Ἀπελθόντων δὲ τῶν ἀγγέλων Ἰωάννου ἤρξατο λέγειν πρὸς τοὺς ὄχλους περὶ Ἰωάννου, Τί ἐξήλθατε εἰς τὴν ἔρημον θεάσασθαι; κάλαμον ὑπὸ ἀνέμου σαλευόμενον;
Lorsque les envoyés de Jean furent partis, Jésus se mit à dire à la foule, au sujet de Jean : Qu’êtes-vous allés voir au désert ? un roseau agité par le vent ? ἀλλὰ τί ἐξήλθατε ἰδεῖν; ἄνθρωπον ἐν μαλακοῖς ἱματίοις ἠμφιεσμένον; ἰδοὺ οἱ ἐν ἱματισμῷ ἐνδόξῳ καὶ τρυφῇ ὑπάρχοντες ἐν τοῖς βασιλείοις εἰσίν. [le texte de Matt. XI, 8 est différent]
Mais, qu’êtes-vous allés voir ? un homme vêtu d’habits précieux ? Voici, ceux qui portent des habits magnifiques, et qui vivent dans les délices, sont dans les maisons des rois.
ἀλλὰ τί ἐξήλθατε ἰδεῖν; προφήτην; ναί, λέγω ὑμῖν, καὶ περισσότερον προφήτου.
Qu’êtes-vous donc allés voir ? un prophète ? Oui, vous dis-je, et plus qu’un prophète. [trad. Louis Segond]
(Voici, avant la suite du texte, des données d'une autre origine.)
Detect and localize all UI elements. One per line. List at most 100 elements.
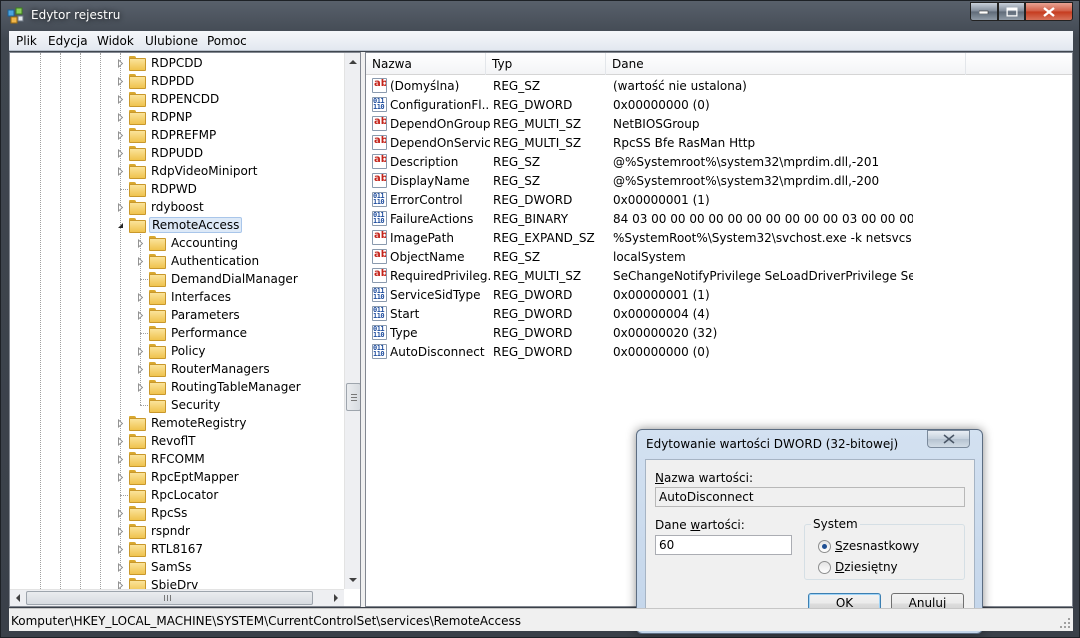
tree-item[interactable]: RoutingTableManager [136,378,303,396]
value-data-input[interactable]: 60 [655,535,792,555]
expand-arrow-icon[interactable] [116,166,125,176]
value-row[interactable]: ab RequiredPrivileg... REG_MULTI_SZ SeChang… [366,267,1072,286]
column-header-type[interactable]: Typ [486,53,606,75]
tree-item[interactable]: RemoteRegistry [116,414,248,432]
value-row[interactable]: ab DependOnGroup REG_MULTI_SZ NetBIOSGroup [366,115,1072,134]
tree-item[interactable]: RouterManagers [136,360,272,378]
value-row[interactable]: 011 110 Type REG_DWORD 0x00000020 (32) [366,324,1072,343]
menu-view[interactable]: Widok [97,34,134,48]
decimal-label[interactable]: Dziesiętny [835,560,898,574]
hexadecimal-radio[interactable] [818,540,831,553]
scroll-down-icon[interactable] [345,572,361,588]
expand-arrow-icon[interactable] [136,238,145,248]
tree-vertical-scrollbar[interactable] [344,53,361,589]
tree-vertical-thumb[interactable] [346,383,360,411]
tree-item[interactable]: SamSs [116,558,194,576]
tree-item[interactable]: RDPDD [116,72,196,90]
expand-arrow-icon[interactable] [116,454,125,464]
close-button[interactable] [1025,2,1073,21]
menu-favorites[interactable]: Ulubione [145,34,198,48]
tree-item[interactable]: SbieDrv [116,576,200,589]
title-bar[interactable]: Edytor rejestru [1,1,1079,31]
expand-arrow-icon[interactable] [136,292,145,302]
tree-item[interactable]: RDPREFMP [116,126,218,144]
tree-item[interactable]: RDPCDD [116,54,205,72]
resize-grip-icon[interactable] [1059,617,1071,629]
value-row[interactable]: ab DependOnService REG_MULTI_SZ RpcSS Bfe R… [366,134,1072,153]
scroll-right-icon[interactable] [328,590,344,606]
expand-arrow-icon[interactable] [116,436,125,446]
tree-item[interactable]: RFCOMM [116,450,207,468]
collapse-arrow-icon[interactable] [116,221,125,230]
tree-item[interactable]: Security [136,396,222,414]
tree-item[interactable]: rdyboost [116,198,206,216]
expand-arrow-icon[interactable] [116,580,125,589]
expand-arrow-icon[interactable] [116,202,125,212]
decimal-radio[interactable] [818,561,831,574]
expand-arrow-icon[interactable] [116,130,125,140]
expand-arrow-icon[interactable] [136,382,145,392]
expand-arrow-icon[interactable] [116,508,125,518]
expand-arrow-icon[interactable] [116,58,125,68]
expand-arrow-icon[interactable] [116,526,125,536]
value-row[interactable]: ab ObjectName REG_SZ localSystem [366,248,1072,267]
column-header-data[interactable]: Dane [606,53,966,75]
tree-item[interactable]: Accounting [136,234,240,252]
value-row[interactable]: 011 110 ErrorControl REG_DWORD 0x00000001 (1… [366,191,1072,210]
tree-item[interactable]: rspndr [116,522,192,540]
tree-item[interactable]: RpcSs [116,504,189,522]
value-row[interactable]: 011 110 ServiceSidType REG_DWORD 0x00000001 … [366,286,1072,305]
value-row[interactable]: 011 110 Start REG_DWORD 0x00000004 (4) [366,305,1072,324]
tree-item[interactable]: Performance [136,324,249,342]
expand-arrow-icon[interactable] [116,76,125,86]
expand-arrow-icon[interactable] [116,472,125,482]
tree-item[interactable]: RDPENCDD [116,90,221,108]
tree-item[interactable]: RemoteAccess [116,216,243,234]
column-header-name[interactable]: Nazwa [366,53,486,75]
value-row[interactable]: 011 110 FailureActions REG_BINARY 84 03 00 0… [366,210,1072,229]
value-row[interactable]: ab ImagePath REG_EXPAND_SZ %SystemRoot%\Sys… [366,229,1072,248]
tree-item[interactable]: RDPWD [116,180,199,198]
expand-arrow-icon[interactable] [136,364,145,374]
tree-item[interactable]: RevoflT [116,432,198,450]
value-row[interactable]: ab Description REG_SZ @%Systemroot%\system3… [366,153,1072,172]
value-row[interactable]: 011 110 AutoDisconnect REG_DWORD 0x00000000 … [366,343,1072,362]
maximize-button[interactable] [998,2,1025,21]
expand-arrow-icon[interactable] [116,94,125,104]
value-row[interactable]: 011 110 ConfigurationFl... REG_DWORD 0x00000… [366,96,1072,115]
expand-arrow-icon[interactable] [116,562,125,572]
tree-item[interactable]: RDPNP [116,108,194,126]
tree-horizontal-scrollbar[interactable] [10,589,344,606]
menu-help[interactable]: Pomoc [207,34,247,48]
scroll-left-icon[interactable] [10,590,26,606]
tree-item[interactable]: DemandDialManager [136,270,300,288]
value-row[interactable]: ab (Domyślna) REG_SZ (wartość nie ustalona) [366,77,1072,96]
key-tree-pane[interactable]: RDPCDD RDPDD RDPENCDD RDPNP RDPREFMP RDPUDD Rd… [9,52,361,607]
tree-item[interactable]: RTL8167 [116,540,205,558]
expand-arrow-icon[interactable] [116,112,125,122]
expand-arrow-icon[interactable] [136,256,145,266]
hexadecimal-label[interactable]: Szesnastkowy [835,539,919,553]
expand-arrow-icon[interactable] [136,310,145,320]
menu-edit[interactable]: Edycja [48,34,88,48]
dialog-close-button[interactable] [927,430,970,448]
tree-item[interactable]: RpcEptMapper [116,468,241,486]
value-row[interactable]: ab DisplayName REG_SZ @%Systemroot%\system3… [366,172,1072,191]
expand-arrow-icon[interactable] [116,148,125,158]
expand-arrow-icon[interactable] [116,418,125,428]
tree-item[interactable]: Authentication [136,252,261,270]
tree-item[interactable]: RpcLocator [116,486,220,504]
expand-arrow-icon[interactable] [136,346,145,356]
scroll-up-icon[interactable] [345,54,361,70]
minimize-button[interactable] [970,2,998,21]
tree-item[interactable]: RdpVideoMiniport [116,162,259,180]
tree-item[interactable]: Parameters [136,306,242,324]
tree-item[interactable]: RDPUDD [116,144,205,162]
tree-horizontal-thumb[interactable] [26,591,313,605]
tree-item[interactable]: Policy [136,342,208,360]
menu-file[interactable]: Plik [16,34,37,48]
tree-item[interactable]: Interfaces [136,288,233,306]
folder-icon [129,524,146,539]
expand-arrow-icon[interactable] [116,544,125,554]
close-icon [943,434,955,444]
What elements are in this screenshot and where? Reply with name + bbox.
Et cum discessissent nuntii Ioannis, cœpit dicere de Ioanne ad turbas: « Quid existis in desertum uidere? Arundinem uento moueri?
Sed quid existis uidere? Hominem mollibus uestimentis indutum? Ecce, qui in ueste pretiosa sunt et deliciis, in domibus regum sunt.
Sed quid existis uidere? Prophetam? Utique, dico uobis, et plus quam prophetam. »

Les textes grec et latin contiennent un beau spécimen de zeugme ou attelage, tout à fait comparable à l’hugolien « vêtu de probité candide et de lin blanc ».